As Macworld recounts, Millard "Mickey" Drexler, who at the time served as president and CEO of fashion brand Gap, joined Apple's board of directors in 1999. A year later, Apple hired former Target marketing executive Ron Johnson who was responsible for transforming the retail store from a K-Mart clone into a trendy chain that specialized in affordable, well-designed housewares.
Johnson drew the assignment of developing Apple's retail plan. After what was described as a few false starts, he landed on the concept of focusing on the user experience of Apple's products.
During opening weekend, more than 7,700 people visited the two stores, purchasing a total of $599,000 worth of merchandise. That's an impressive haul when you consider the iPod hadn't even been released yet and the iPhone was still six years away.

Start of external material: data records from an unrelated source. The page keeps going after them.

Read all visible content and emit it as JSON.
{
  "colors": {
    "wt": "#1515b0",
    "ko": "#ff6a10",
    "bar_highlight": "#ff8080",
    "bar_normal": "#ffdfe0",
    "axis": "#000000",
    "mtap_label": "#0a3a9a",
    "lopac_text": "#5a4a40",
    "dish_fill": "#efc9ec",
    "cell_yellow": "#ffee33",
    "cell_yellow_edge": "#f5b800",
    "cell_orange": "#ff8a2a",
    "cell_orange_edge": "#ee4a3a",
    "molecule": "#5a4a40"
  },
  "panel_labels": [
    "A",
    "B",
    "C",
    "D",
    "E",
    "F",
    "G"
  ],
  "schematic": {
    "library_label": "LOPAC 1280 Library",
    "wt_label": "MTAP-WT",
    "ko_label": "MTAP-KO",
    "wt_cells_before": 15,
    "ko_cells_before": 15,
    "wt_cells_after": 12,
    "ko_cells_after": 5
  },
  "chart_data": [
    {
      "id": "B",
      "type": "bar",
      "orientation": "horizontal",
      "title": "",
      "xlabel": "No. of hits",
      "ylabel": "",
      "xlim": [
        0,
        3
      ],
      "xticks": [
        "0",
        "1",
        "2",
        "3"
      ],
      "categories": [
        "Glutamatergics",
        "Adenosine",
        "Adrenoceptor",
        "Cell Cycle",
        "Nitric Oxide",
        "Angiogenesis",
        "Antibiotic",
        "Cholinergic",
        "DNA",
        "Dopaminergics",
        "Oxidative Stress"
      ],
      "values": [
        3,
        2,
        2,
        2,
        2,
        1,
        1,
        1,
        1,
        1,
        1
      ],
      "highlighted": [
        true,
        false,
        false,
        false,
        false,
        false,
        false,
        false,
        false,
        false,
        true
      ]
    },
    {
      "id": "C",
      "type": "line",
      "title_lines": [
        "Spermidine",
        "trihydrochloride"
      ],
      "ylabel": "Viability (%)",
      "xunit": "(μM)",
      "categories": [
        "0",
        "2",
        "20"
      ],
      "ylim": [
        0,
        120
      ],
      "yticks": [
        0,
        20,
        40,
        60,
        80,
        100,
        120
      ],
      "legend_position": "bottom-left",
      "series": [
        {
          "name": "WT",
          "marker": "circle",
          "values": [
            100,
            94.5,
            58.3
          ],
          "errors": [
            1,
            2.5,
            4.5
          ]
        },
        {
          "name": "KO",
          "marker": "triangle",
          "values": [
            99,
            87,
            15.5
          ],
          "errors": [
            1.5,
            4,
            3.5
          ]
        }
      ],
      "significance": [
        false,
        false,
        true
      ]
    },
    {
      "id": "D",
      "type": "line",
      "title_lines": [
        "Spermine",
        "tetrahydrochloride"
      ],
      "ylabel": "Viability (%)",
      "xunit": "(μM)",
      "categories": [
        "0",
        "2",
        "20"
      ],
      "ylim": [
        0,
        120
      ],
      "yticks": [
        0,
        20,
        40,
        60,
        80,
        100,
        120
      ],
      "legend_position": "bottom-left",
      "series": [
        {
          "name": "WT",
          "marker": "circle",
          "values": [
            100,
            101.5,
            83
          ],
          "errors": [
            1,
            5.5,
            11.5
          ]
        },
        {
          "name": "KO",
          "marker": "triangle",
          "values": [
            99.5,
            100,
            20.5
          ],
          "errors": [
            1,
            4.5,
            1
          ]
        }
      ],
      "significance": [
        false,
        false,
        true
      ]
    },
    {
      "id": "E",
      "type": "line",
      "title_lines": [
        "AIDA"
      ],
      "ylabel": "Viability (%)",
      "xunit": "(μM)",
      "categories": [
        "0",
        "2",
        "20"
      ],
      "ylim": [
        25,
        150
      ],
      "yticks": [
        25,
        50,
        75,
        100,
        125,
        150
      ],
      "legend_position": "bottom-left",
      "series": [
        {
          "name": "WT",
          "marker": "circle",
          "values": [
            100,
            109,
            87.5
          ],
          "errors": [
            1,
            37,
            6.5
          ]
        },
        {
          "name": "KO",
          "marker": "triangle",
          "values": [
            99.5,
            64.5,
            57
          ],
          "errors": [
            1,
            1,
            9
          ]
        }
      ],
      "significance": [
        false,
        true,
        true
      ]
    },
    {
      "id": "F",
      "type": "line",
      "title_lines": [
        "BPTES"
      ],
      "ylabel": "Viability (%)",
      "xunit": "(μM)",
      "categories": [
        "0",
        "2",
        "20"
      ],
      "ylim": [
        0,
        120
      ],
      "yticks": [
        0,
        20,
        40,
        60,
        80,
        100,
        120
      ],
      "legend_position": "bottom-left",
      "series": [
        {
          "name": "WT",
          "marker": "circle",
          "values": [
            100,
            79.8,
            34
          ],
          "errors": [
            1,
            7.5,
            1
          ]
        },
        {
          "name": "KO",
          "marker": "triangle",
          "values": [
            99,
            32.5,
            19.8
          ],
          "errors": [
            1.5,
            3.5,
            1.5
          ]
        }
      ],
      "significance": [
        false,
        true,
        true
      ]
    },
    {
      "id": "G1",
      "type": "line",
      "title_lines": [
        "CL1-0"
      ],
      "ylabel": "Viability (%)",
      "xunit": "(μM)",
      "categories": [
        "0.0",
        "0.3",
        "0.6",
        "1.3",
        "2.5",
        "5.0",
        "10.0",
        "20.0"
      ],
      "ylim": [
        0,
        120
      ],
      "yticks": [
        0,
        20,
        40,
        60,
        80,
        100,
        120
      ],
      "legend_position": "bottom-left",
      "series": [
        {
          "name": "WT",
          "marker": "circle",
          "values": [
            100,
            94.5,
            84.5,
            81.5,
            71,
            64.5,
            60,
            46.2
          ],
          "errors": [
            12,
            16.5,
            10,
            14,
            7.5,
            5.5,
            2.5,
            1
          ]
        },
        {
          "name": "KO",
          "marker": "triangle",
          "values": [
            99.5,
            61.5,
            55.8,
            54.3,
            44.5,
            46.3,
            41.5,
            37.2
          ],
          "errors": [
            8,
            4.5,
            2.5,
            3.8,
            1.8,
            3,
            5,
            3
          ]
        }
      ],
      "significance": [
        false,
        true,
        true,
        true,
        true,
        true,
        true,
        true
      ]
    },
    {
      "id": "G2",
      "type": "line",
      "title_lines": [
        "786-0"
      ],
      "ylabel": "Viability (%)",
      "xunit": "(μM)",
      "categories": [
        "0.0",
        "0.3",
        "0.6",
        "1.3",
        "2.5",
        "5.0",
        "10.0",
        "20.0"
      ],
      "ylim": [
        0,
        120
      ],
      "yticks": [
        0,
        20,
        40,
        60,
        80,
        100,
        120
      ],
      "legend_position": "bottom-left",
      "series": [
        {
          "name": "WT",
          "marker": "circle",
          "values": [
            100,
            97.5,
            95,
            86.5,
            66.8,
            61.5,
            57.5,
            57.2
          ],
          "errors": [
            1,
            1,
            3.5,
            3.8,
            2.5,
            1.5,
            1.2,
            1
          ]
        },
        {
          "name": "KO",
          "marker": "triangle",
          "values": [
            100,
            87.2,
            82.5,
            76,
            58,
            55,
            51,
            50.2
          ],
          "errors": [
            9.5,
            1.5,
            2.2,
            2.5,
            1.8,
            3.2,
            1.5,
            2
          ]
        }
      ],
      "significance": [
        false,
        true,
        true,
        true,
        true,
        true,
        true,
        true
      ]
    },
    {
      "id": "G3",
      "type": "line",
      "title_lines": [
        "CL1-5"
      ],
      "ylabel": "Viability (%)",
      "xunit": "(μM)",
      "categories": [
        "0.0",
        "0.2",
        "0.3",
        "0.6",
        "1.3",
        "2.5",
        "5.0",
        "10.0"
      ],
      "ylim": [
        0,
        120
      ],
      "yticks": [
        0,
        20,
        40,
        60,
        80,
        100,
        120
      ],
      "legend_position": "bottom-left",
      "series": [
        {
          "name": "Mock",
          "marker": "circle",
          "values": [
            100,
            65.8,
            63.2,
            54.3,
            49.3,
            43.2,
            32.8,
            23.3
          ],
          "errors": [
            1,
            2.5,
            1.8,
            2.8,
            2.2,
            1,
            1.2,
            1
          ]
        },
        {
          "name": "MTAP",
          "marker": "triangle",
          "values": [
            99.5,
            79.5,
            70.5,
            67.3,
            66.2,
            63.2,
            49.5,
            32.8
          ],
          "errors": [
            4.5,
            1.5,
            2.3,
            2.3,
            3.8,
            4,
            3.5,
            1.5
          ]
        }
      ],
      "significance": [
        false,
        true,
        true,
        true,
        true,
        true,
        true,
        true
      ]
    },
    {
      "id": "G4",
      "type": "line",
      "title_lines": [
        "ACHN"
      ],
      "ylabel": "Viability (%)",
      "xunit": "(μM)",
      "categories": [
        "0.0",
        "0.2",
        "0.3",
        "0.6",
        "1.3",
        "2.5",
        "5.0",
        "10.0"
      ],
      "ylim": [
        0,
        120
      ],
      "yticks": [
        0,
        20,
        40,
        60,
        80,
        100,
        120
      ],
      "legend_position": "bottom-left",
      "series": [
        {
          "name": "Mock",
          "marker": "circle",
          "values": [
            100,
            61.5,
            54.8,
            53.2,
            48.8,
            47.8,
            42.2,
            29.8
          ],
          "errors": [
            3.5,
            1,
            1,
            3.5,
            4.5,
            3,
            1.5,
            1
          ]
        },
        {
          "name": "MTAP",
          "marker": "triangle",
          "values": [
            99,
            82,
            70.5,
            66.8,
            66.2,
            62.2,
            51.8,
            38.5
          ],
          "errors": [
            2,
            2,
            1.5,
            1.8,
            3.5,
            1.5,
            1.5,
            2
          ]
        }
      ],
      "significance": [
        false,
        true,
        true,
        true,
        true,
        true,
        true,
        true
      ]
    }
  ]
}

Many critics believed the experiment would be a colossal failure but history has proven them wrong. These days, Apple's retail stores make more money per square foot than any other retail location. That's not surprising when you consider more than a million people step foot inside Apple Stores around the world every day.
Earlier today, in fact, Apple invited journalists to preview its new Union Square store in San Francisco. The store, which is powered by 100 percent renewable energy, will offer several new features and services including a massive 6K video wall, an outdoor plaza, private, hands-on advice and training to entrepreneurs and more.
The Union Square store opens to the public on May 21 at 10 a.m.